On the heels of the executive order to fast-track research into psychedelic drugs, a second major federal policy shift on April 23, 2026, is sending waves through the cannabis sector. However, the real catalyst is being widely misunderstood by many on Wall Street. The recent decision by the current administration to move state-licensed medical marijuana from Schedule I to Schedule III of the Controlled Substances Act is not about federal legalization.
Instead, the true story is a surgical financial change buried in the U.S. tax code that could unlock billions in value for a select group of companies. For investors, this move rewrites the industry’s rulebook, shifting the entire sector from an era of speculative hope to one of tangible cash flow. This development creates a clear new playbook for identifying potential profitability in the cannabis market.

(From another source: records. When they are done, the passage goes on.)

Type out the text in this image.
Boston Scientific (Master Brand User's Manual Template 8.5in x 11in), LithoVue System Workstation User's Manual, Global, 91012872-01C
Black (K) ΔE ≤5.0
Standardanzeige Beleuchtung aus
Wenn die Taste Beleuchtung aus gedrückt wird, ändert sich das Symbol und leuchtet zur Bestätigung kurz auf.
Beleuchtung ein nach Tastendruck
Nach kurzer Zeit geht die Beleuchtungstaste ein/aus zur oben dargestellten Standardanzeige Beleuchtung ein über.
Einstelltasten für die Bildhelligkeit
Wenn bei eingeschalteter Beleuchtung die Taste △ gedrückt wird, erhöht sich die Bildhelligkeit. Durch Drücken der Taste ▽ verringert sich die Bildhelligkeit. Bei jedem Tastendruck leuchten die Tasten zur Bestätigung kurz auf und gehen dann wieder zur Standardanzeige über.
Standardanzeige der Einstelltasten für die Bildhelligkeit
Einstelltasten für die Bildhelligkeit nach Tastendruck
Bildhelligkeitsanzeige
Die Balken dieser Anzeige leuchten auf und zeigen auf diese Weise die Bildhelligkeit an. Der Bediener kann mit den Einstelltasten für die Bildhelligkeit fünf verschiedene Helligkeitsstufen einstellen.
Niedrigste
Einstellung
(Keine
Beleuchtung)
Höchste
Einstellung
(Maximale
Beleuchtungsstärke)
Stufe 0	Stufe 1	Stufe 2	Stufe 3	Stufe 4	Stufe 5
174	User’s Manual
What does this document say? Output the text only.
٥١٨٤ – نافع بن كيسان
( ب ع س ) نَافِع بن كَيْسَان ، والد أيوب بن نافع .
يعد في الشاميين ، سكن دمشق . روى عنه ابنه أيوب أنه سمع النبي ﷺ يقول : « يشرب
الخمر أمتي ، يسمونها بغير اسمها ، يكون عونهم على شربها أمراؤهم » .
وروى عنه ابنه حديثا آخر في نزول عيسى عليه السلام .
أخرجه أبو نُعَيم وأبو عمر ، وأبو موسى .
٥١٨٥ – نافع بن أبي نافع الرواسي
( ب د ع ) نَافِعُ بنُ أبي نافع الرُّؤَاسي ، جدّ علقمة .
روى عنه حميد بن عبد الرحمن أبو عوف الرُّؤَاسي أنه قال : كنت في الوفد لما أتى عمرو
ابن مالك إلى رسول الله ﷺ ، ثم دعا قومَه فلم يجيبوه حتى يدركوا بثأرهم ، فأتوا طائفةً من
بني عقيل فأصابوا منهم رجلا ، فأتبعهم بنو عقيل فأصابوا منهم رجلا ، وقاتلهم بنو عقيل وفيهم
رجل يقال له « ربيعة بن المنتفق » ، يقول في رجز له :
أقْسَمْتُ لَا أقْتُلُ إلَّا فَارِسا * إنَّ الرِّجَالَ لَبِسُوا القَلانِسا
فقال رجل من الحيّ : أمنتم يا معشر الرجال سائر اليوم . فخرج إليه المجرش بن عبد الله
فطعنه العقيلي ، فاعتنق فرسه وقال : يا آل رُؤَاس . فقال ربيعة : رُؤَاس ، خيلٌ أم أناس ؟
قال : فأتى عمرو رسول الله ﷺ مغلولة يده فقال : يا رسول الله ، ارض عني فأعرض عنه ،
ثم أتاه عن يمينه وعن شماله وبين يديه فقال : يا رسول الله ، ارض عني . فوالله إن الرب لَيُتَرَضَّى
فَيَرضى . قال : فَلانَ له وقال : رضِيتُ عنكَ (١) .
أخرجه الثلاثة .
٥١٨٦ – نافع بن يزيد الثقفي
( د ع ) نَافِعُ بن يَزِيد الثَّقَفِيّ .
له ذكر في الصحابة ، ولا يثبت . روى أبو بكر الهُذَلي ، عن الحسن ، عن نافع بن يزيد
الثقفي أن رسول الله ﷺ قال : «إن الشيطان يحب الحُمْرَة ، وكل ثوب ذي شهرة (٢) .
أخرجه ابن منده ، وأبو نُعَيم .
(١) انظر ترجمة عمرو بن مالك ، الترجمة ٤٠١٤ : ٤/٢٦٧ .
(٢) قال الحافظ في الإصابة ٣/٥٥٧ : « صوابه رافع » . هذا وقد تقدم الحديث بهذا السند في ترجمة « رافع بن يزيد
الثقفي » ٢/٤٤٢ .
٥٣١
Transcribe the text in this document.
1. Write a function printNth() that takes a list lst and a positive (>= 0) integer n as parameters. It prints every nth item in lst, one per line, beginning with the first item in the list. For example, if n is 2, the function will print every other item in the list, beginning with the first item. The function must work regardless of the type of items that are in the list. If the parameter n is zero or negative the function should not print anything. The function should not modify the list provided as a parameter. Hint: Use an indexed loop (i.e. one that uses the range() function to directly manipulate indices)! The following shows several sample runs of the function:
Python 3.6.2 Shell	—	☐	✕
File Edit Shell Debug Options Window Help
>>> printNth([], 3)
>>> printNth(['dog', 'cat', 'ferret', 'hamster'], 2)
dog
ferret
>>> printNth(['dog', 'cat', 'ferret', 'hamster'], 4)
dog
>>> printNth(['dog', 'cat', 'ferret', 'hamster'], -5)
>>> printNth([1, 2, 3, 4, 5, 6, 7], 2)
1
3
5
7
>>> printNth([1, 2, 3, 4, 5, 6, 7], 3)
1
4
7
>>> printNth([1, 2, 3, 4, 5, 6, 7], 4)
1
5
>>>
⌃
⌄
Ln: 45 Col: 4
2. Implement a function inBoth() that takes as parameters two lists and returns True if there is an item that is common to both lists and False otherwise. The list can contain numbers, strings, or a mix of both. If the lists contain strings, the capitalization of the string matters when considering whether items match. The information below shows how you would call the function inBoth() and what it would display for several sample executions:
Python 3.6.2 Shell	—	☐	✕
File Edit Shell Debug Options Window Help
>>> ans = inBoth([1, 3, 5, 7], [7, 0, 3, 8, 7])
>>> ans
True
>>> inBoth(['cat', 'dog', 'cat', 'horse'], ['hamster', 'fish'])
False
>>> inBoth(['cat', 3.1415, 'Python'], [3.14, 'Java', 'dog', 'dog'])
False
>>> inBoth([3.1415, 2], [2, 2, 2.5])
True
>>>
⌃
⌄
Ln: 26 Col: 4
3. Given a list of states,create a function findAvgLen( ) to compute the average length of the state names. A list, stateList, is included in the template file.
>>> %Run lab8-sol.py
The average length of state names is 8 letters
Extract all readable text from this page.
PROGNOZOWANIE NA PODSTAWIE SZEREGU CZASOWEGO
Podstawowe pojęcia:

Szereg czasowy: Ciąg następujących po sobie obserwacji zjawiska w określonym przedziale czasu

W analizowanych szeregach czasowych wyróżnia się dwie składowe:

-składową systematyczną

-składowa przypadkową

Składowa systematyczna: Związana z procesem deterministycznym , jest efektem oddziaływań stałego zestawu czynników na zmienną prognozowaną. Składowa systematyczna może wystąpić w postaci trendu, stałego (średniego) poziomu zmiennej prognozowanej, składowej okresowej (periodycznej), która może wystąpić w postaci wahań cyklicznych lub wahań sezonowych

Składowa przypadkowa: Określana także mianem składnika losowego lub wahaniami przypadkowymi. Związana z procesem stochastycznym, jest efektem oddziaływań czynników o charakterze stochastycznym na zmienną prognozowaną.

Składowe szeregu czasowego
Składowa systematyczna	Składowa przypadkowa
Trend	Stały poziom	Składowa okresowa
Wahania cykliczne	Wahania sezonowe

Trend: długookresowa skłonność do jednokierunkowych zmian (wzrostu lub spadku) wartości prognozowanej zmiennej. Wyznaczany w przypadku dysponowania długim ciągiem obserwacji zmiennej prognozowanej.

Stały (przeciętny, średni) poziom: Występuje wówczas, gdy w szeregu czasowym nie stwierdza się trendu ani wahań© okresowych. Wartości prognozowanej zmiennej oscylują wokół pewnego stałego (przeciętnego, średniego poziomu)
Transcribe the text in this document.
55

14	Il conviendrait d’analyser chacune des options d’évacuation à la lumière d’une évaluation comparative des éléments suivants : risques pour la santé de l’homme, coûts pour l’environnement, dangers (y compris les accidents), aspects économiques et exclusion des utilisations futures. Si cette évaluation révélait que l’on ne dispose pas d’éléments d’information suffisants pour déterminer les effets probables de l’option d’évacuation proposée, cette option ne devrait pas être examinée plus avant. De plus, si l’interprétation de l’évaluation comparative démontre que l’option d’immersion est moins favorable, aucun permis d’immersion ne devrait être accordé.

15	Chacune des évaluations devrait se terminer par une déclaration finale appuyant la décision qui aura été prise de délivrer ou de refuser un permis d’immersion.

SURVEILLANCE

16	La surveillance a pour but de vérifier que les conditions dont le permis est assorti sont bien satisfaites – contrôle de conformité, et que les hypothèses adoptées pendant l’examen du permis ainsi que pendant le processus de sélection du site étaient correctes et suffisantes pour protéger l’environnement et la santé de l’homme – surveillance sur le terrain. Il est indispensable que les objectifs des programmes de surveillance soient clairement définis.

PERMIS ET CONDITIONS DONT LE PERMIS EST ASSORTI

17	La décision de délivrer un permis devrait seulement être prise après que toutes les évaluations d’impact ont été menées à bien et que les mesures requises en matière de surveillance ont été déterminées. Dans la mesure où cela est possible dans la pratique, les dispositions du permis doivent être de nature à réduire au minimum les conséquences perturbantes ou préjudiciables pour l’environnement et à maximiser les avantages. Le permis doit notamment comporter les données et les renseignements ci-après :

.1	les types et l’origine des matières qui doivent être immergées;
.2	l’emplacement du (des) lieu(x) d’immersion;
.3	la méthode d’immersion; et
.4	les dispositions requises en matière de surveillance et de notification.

How the Death of 280E Changes Everything
For over a decade, U.S. cannabis companies have been uniquely punished by Internal Revenue Code Section 280E. This tax rule, originally designed in the 1980s to prevent illegal drug traffickers from claiming tax deductions, was applied to state-legal cannabis businesses.
In simple terms, this meant that licensed companies could not deduct ordinary and necessary business expenses from their taxable income. Imagine a normal retail sector business not being allowed to deduct rent for its stores, payroll for its staff, or marketing for its products. This policy forced cannabis operators to pay taxes on their gross profits instead of their net income, leading to crushing effective tax rates that often exceeded 70%.
The administrative move to Schedule III instantly nullifies this rule for licensed medical operators. This single change allows them to operate like any other business, reducing their effective tax rate to the standard corporate rate of around 21%.
For a stock’s valuation, the impact is direct and powerful. This policy change acts as a massive, non-dilutive infusion of cash directly onto company balance sheets. It appears poised to immediately improve net income, boost earnings per share (EPS), and provide management teams with hundreds of millions of dollars in newfound capital. This capital can now be used to fund growth, pay down debt, or return value to shareholders, rather than being sent to the IRS.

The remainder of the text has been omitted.